Sorry for the stupid question.

In some previous reading I came across an ASX stock (not index) that tracked either the XAO or XJO exactly.

From memory, if the XJO was at 4700, this stock would trade at $47.00.

Can anyone tell me the code?

Cheers


----------



## bilo83 (28 January 2010)

The XJO ETF is STW. There is no ETF over the All Ords, but Vanguard has an ETF that tracks the S&P/ASX300 which is VAS.


----------



## RazzaDazzla (28 January 2010)

bilo83 said:


> The XJO ETF is STW. There is no ETF over the All Ords, but Vanguard has an ETF that tracks the S&P/ASX300 which is VAS.




Thanks bilo...

I just comapred XJO with STW.
XJO = 4658
STW = 43.70

I thought they were a little more on par with each other. Are there movements the same? eg. 5% drop in XJO = 5% drop in STW? I'm gussing the usual market influences such as supply and demand would be in play with STW. So if the market was bearish the XJO; then STW would be trading lower in advance of the XJO.

Likewaise, if the market turned bullish on the XJO; STW would be trading at a higher premium to the XJO.

Is this assumption correct?


----------



## bilo83 (28 January 2010)

The movements are very close. STW tracks its NAV, which is based on the S&P/ASX200 basket. STW can diverge from the 200, but not too far as market makers can arb by swapping the index constituents with units of STW so the prem/discount doesnt get as wide as a closed end fund. Its not like a future or CFD where $1 = 100 points or anything.  

Have a look on their site
http://www.spdrs.com.au/broker_baskets/index.html


----------



## skc (28 January 2010)

RazzaDazzla said:


> Thanks bilo...
> 
> I just comapred XJO with STW.
> XJO = 4658
> ...




The dollar price figure doesn't matter. Movements are pretty well tracked. Just pull out a chart and see for yourself.

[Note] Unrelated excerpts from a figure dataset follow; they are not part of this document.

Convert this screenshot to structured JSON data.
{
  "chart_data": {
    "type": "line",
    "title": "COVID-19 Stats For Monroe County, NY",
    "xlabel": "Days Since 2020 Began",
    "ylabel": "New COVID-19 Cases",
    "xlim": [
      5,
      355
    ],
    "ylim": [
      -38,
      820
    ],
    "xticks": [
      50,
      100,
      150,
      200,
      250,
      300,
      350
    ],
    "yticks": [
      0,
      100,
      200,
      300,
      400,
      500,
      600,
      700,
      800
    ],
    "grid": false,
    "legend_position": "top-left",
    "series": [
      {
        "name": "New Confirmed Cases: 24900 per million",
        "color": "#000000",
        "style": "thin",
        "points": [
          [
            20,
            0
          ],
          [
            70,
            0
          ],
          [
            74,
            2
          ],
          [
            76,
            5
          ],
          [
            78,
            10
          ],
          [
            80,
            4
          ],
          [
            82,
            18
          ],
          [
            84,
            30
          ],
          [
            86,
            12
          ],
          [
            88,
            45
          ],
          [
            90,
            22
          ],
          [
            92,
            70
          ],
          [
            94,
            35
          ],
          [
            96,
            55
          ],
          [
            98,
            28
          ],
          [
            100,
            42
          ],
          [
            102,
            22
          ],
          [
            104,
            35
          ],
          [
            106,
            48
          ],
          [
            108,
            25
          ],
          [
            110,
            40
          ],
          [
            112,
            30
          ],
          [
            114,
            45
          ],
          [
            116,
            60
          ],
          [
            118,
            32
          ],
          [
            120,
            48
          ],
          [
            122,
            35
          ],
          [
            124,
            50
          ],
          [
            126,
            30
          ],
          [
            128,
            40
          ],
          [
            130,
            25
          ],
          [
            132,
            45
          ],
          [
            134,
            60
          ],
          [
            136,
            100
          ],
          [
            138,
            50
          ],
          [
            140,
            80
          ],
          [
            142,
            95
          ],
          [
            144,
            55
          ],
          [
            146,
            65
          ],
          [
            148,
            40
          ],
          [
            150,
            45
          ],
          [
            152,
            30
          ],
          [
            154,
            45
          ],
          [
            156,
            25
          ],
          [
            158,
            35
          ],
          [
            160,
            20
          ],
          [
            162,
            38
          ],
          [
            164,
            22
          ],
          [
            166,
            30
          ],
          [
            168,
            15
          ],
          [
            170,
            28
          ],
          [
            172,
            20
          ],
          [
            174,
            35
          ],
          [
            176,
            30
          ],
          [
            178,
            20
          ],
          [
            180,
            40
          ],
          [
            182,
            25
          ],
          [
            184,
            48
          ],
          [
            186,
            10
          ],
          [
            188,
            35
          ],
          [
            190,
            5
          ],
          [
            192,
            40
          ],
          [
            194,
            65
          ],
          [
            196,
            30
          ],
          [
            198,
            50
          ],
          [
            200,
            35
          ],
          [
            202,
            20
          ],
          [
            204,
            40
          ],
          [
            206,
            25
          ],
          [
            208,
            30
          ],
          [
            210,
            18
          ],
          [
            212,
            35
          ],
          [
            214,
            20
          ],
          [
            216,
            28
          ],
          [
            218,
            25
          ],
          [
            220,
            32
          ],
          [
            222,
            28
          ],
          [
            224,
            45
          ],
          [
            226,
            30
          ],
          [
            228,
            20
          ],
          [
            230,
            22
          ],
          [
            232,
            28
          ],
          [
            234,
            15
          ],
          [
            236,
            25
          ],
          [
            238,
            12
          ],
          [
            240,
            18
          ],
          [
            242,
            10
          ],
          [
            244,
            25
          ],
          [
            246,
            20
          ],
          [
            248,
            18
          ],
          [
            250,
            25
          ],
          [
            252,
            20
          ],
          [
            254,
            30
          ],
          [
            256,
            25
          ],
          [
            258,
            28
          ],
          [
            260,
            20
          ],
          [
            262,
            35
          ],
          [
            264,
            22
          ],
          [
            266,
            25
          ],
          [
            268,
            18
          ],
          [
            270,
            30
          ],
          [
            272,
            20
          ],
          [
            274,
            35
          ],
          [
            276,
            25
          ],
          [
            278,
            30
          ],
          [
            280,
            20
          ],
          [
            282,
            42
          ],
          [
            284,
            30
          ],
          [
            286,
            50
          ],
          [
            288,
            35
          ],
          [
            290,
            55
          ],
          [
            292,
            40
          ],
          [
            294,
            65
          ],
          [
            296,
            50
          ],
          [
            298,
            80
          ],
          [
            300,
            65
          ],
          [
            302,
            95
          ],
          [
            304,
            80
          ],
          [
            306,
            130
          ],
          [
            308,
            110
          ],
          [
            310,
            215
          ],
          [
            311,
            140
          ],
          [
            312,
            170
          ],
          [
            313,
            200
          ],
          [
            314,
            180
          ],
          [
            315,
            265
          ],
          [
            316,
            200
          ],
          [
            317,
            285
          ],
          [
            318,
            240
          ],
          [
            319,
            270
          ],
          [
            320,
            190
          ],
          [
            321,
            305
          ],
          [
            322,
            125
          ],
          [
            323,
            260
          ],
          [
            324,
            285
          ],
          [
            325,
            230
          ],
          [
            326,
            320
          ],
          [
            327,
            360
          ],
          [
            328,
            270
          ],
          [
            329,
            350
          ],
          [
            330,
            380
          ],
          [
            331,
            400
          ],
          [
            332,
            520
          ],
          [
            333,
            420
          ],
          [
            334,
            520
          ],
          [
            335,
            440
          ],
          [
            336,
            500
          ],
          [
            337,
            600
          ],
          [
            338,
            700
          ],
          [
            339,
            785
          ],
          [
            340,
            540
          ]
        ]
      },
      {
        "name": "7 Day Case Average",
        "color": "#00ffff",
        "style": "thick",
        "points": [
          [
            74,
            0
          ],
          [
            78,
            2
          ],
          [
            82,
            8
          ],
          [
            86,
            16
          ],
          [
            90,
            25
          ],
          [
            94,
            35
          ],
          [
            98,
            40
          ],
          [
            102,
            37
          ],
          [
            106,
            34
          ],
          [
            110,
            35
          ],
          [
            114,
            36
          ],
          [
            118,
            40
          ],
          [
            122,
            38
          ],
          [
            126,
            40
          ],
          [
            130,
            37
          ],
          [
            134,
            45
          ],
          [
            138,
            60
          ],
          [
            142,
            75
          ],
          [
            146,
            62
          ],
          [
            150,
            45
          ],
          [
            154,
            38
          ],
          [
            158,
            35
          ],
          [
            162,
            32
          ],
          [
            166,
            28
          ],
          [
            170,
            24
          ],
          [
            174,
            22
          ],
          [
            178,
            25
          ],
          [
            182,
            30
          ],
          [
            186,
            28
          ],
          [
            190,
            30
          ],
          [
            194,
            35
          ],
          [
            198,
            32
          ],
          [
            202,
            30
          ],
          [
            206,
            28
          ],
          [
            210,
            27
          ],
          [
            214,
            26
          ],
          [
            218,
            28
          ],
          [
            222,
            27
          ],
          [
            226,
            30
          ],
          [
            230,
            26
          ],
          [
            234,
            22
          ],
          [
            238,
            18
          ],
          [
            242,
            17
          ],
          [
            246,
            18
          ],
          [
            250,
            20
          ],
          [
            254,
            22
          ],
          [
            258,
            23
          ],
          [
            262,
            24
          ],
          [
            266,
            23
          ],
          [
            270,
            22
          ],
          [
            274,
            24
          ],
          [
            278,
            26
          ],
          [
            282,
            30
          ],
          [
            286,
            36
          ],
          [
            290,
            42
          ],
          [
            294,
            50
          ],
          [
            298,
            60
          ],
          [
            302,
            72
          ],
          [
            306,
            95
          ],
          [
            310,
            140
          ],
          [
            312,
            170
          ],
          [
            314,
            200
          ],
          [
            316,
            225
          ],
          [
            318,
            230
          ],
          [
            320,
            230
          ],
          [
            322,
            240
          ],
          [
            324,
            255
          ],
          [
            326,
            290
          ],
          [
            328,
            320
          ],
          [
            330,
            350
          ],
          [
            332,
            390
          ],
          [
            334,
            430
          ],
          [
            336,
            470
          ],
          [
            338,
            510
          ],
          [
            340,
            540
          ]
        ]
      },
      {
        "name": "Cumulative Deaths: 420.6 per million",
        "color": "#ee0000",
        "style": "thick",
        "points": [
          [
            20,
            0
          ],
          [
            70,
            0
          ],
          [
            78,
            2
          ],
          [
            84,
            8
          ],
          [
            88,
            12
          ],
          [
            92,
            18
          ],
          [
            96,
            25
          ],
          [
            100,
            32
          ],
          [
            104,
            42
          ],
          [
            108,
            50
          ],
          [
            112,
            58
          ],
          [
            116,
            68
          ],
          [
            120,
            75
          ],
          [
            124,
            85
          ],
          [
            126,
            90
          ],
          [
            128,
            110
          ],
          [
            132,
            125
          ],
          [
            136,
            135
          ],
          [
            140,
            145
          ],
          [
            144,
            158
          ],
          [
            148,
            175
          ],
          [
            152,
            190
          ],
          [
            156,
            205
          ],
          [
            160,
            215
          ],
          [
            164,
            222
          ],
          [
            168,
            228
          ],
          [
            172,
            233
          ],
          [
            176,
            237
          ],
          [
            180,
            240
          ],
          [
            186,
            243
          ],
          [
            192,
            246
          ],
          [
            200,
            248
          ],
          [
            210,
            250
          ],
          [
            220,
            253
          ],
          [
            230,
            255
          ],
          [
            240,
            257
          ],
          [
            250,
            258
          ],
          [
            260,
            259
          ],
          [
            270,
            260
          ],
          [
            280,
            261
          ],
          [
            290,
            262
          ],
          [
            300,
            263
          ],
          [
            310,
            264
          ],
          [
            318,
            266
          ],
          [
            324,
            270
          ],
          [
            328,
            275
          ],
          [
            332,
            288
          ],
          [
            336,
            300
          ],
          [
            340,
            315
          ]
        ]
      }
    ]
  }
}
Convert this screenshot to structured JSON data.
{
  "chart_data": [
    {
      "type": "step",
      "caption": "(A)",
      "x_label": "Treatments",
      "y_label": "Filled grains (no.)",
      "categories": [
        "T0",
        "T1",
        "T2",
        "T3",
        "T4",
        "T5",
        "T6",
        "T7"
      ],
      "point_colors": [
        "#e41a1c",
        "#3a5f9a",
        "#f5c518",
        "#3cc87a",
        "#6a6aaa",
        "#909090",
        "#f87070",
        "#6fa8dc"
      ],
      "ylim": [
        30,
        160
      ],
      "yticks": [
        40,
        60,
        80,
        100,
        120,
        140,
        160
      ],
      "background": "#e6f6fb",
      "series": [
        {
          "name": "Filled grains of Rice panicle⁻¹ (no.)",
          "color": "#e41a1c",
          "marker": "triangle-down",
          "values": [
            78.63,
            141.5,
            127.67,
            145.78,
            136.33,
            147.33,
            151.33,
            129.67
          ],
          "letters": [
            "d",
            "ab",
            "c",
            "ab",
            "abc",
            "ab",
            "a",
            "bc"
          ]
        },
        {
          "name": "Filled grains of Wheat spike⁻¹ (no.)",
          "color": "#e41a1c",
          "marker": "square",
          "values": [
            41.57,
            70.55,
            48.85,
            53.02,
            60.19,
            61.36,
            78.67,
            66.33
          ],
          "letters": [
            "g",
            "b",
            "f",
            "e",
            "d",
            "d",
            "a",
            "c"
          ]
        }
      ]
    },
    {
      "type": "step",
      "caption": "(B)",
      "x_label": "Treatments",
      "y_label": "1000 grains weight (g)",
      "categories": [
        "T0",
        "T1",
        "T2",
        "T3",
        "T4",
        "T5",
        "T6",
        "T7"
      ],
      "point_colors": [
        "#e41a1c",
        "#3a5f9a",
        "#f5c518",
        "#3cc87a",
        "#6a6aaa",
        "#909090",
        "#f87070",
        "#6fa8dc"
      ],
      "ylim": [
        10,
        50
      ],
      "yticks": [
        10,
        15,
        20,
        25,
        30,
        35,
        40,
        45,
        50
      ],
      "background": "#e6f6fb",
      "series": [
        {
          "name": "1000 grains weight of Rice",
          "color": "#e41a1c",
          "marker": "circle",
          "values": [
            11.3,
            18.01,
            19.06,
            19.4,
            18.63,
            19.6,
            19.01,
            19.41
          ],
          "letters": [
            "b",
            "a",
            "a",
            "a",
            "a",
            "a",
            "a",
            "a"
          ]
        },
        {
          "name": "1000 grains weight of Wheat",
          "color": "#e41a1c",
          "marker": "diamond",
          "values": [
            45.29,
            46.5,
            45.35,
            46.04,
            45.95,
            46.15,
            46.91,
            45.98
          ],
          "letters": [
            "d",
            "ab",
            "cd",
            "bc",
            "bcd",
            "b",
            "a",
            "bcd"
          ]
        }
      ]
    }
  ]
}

There are enough arb traders out there to ensure any spread between STW and XJO is never too large...


----------



## So_Cynical (28 January 2010)

RazzaDazzla said:


> Thanks bilo...
> 
> I just comapred XJO with STW.
> XJO = 4658
> ...




Tracking funds tend to track...STW has a market cap of over 2 billion so its very liquid and very fast to mirror the index it tracks....1 year comparison chart below.
~


----------



## SilverRanger (28 January 2010)

I wouldn't call STW liquid given it took me half an hour to exit my position at a price that matches the XJO.
The trading volume really isn't that high


----------



## So_Cynical (29 January 2010)

SilverRanger said:


> I wouldn't call STW liquid given it took me half an hour to exit my position at a price that matches the XJO.
> The trading volume really isn't that high




So it took you half an hour to exit at market? STW has averaged around 20 million worth of shares per day this week....my point was that if you need to exit immediately you always can, assuming you don't need to sell millions of dollars worth.


----------



## SilverRanger (29 January 2010)

I guess it's the words "very liquid" that buzz me, that's the term I used to describe BHP, RIO and the like, or the US market. If you look at BHP, $20 millions turn over is really just 10 minutes of transactions.
Half an hour might be a bit exaggerated, but it was definitely long enough that got me frustrated (the market makers were at lunch?)


----------